Aedes vittatus

Scientific classification
- Kingdom: Animalia
- Phylum: Arthropoda
- Class: Insecta
- Order: Diptera
- Family: Culicidae
- Genus: Aedes
- Subgenus: Fredwardsius
- Species: A. vittatus
- Binomial name: Aedes vittatus Bigot, 1861

= Aedes vittatus =

- Genus: Aedes
- Species: vittatus
- Authority: Bigot, 1861

Species of mosquito

Aedes vittatus is a species of mosquito that was first described in 1861 as Culex vittatus from specimens collected on Corsica. In 2000, the species was transferred to the newly erected subgenus Fredwardsius as the type (and only) species representing the subgenus.

==Range==
The species is found in Africa, South Asia, Southeast Asia, Central Asia, the Middle East, Southern Europe, South America, the Caribbean and North America.

==Habitat==
The immature stages develop in log holes, hoofprints, boats, wells, tree trunks, tree holes, bamboo cups and pots, occasional utensils, rock pools, rock holes, in pools in rock outcrops or river beds, and coral, and occasionally at the peak of the breeding season, in open concrete floodwater drains. Immature stages have been found in association with A. albopictus, A. malayensis, and Culex species.

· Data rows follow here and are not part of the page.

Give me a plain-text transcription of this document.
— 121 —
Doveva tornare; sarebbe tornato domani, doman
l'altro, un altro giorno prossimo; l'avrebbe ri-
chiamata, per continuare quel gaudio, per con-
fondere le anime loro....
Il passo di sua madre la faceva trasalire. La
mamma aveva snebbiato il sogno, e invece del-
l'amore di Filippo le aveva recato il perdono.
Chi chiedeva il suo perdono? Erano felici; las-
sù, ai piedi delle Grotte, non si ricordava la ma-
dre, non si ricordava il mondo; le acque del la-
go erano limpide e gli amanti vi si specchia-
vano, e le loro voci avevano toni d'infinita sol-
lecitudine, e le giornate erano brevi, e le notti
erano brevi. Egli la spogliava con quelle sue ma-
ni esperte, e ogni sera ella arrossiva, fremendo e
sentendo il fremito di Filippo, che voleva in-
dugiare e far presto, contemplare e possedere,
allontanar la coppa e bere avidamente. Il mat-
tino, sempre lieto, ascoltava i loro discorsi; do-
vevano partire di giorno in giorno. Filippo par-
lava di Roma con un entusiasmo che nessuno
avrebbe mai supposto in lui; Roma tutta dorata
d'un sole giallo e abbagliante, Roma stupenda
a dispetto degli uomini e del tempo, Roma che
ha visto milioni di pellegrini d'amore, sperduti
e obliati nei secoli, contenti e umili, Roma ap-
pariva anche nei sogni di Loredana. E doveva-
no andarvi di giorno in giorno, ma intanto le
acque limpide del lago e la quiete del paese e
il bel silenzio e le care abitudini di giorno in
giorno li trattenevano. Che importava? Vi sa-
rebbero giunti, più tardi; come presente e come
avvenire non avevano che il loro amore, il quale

In northern Nigeria no adults were caught in traps baited with goats, sheep, monkeys and pig; porcupine was the most important local host.

==Medical importance==
A demonstrated human-biter, A. vittatus can transmit yellow fever virus in monkeys in the laboratory and was a suspected vector in the 1940 Nuba Mountain epidemic in Sudan in which an estimated 15,000 human cases and 1,500 deaths were reported. A. vittatus is potentially capable of transmitting Zika virus, the causative agent of Zika fever. The adult females have a short crepuscular biting period, with maximum activity between 1800 and 2100 hours.